Reference
A complete reference to crawley’s source code
Crawlers
-
class crawley.crawlers.base.BaseCrawler(storage=None, sessions=None, debug=False)[source]
User’s Crawlers must inherit from this class, may
override some methods and define the start_urls list,
the scrapers and the max crawling depth.
-
allowed_urls
A list of urls allowed for crawl
The extractor class. Default is XPathExtractor
-
get_urls(html)[source]
Returns a list of urls found in the current html page
-
login
The login data. A tuple of (url, login_dict).
Example: (“http://www.mypage.com/login”, {‘user’ : ‘myuser’, ‘pass’, ‘mypassword’})
-
max_depth
The maximun crawling recursive level
-
post_urls
The Post data for the urls. A List of tuples containing (url, data_dict)
Example: (“http://www.mypage.com/post_url”, {‘page’ : ‘1’, ‘color’ : ‘blue’})
-
scrapers
A list of scrapers classes
-
start()[source]
Crawler’s run method
-
start_urls
A list containing the start urls for the crawler
-
class crawley.crawlers.base.CrawlerMeta(name, bases, dct)[source]
This metaclass adds the user’s crawlers to a list
used by the CLI commands.
Abstract base crawlers won’t be added.
Scrapers
User’s Scrapers Base
-
class crawley.scrapers.BaseScraper[source]
User’s Scrappers must Inherit from this class,
implement the scrape method and define
the urls that may be procesed by it.
-
get_urls(response)
Return a list of urls in the current html
-
scrape(response)[source]
Define the data you want to extract here
Persistance
-
class crawley.persistance.databases.Entity(**kwargs)[source]
Base Entity.
Every Crawley’s Entity must Inherit from this class
-
class crawley.persistance.databases.UrlEntity(**kwargs)[source]
Entity intended to save urls
-
crawley.persistance.databases.setup(entities)[source]
Setup the database based on a list of user’s entities
Connector
Database connectors for elixir
-
class crawley.persistance.connectors.Connector(settings)[source]
A Connector represents an object that can provide the
database connection to the elixir framework.
-
get_connection_string()[source]
Returns the connection string to the corresponding database
-
class crawley.persistance.connectors.HostConnector(settings)[source]
A connector for a database that requires host, user and password.
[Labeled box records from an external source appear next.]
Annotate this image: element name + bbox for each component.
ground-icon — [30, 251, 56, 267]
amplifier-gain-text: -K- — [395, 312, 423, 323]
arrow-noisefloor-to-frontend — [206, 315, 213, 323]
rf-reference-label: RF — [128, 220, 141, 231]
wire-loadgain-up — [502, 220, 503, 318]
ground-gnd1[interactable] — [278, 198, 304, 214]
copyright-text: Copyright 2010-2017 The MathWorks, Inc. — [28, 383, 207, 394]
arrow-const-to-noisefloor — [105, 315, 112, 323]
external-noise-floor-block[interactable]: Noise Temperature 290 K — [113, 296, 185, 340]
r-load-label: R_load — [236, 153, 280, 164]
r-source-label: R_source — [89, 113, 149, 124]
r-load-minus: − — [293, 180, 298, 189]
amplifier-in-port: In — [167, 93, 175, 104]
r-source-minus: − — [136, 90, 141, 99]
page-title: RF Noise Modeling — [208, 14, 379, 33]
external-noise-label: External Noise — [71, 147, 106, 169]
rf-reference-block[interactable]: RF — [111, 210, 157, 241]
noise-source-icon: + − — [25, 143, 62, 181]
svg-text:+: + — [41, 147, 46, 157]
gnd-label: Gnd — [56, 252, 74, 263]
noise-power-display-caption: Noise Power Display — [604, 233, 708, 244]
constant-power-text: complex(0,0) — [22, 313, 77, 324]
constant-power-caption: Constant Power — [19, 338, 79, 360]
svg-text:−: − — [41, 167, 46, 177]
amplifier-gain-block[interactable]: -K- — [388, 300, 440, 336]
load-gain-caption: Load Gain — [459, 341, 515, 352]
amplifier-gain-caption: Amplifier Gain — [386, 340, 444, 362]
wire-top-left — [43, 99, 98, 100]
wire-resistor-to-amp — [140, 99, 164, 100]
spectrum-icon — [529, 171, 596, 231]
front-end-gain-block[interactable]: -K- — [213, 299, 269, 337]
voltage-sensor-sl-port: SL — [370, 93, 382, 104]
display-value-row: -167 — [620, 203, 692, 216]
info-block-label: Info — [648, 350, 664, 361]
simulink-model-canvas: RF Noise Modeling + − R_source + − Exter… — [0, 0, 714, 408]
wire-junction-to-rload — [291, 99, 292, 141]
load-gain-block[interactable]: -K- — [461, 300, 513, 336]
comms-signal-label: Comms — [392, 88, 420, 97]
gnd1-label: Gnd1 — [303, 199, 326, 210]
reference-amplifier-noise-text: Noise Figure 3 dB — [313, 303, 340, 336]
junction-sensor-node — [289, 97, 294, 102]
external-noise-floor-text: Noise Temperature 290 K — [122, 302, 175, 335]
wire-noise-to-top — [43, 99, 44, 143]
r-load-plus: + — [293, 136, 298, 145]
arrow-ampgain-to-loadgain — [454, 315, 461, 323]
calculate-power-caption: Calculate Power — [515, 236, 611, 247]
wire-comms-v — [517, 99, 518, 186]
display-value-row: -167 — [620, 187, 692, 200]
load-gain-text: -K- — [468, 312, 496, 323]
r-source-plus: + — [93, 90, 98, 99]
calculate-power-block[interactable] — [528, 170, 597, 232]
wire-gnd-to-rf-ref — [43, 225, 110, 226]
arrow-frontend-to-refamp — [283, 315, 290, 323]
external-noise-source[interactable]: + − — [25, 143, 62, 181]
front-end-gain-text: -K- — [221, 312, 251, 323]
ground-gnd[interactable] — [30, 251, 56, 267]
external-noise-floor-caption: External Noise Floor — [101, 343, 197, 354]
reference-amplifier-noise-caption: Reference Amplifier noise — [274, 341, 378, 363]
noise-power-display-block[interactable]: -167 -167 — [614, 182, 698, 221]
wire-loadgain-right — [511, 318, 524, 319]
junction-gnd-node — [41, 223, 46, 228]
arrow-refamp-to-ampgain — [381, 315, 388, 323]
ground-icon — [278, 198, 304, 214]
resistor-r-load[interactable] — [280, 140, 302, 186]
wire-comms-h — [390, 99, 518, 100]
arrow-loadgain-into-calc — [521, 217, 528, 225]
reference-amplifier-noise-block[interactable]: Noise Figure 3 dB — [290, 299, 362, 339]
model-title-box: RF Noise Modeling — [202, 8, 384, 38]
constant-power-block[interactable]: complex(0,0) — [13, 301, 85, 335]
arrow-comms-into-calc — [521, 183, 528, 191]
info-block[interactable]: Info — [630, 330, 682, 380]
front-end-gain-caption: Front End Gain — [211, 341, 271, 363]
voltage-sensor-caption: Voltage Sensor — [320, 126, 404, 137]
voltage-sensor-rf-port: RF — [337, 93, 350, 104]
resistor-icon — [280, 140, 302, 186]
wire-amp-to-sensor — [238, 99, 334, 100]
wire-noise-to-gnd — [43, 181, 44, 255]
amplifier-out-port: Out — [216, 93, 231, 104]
I.E: postgres
-
class crawley.persistance.connectors.MySqlConnector(settings)[source]
Mysql Engine connector
-
class crawley.persistance.connectors.OracleConnector(settings)[source]
Oracle Engine connector
-
class crawley.persistance.connectors.PostgreConnector(settings)[source]
Postgre Engine connector
-
class crawley.persistance.connectors.SimpleConnector(settings)[source]
A simple connector for a database without host and user. I.E: sqlite
-
class crawley.persistance.connectors.SqliteConnector(settings)[source]
Sqlite3 Engine connector
Utils
Utilities module
-
crawley.utils.url_matcher(url, pattern)[source]
Returns True if the url matches the given pattern
Manager
-
crawley.manager.manage()[source]
Called when using crawley command from cmd line
-
crawley.manager.run_cmd(args)[source]
Runs a crawley’s command
Commands
Commands Line Tools
-
class crawley.manager.commands.startproject.StartProjectCommand(args=None, project_type=None, project_name=None)[source]
Starts a new crawley project.
Copies the files inside conf/project_template in order
to generate a new project
-
class crawley.manager.commands.run.RunCommand(args=None, settings=None)[source]
Run the user’s crawler
Reads the crawlers.py file to obtain the user’s crawler classes
and then run these crawlers.
-
class crawley.manager.commands.syncdb.SyncDbCommand(args=None, settings=None)[source]
Build up the DataBase.
Reads the models.py user’s file and generate a database from it.
-
class crawley.manager.commands.shell.ShellCommand(args)[source]
Shows an url data in a console like the XPathExtractor see it.
So users can interactive scrape the data.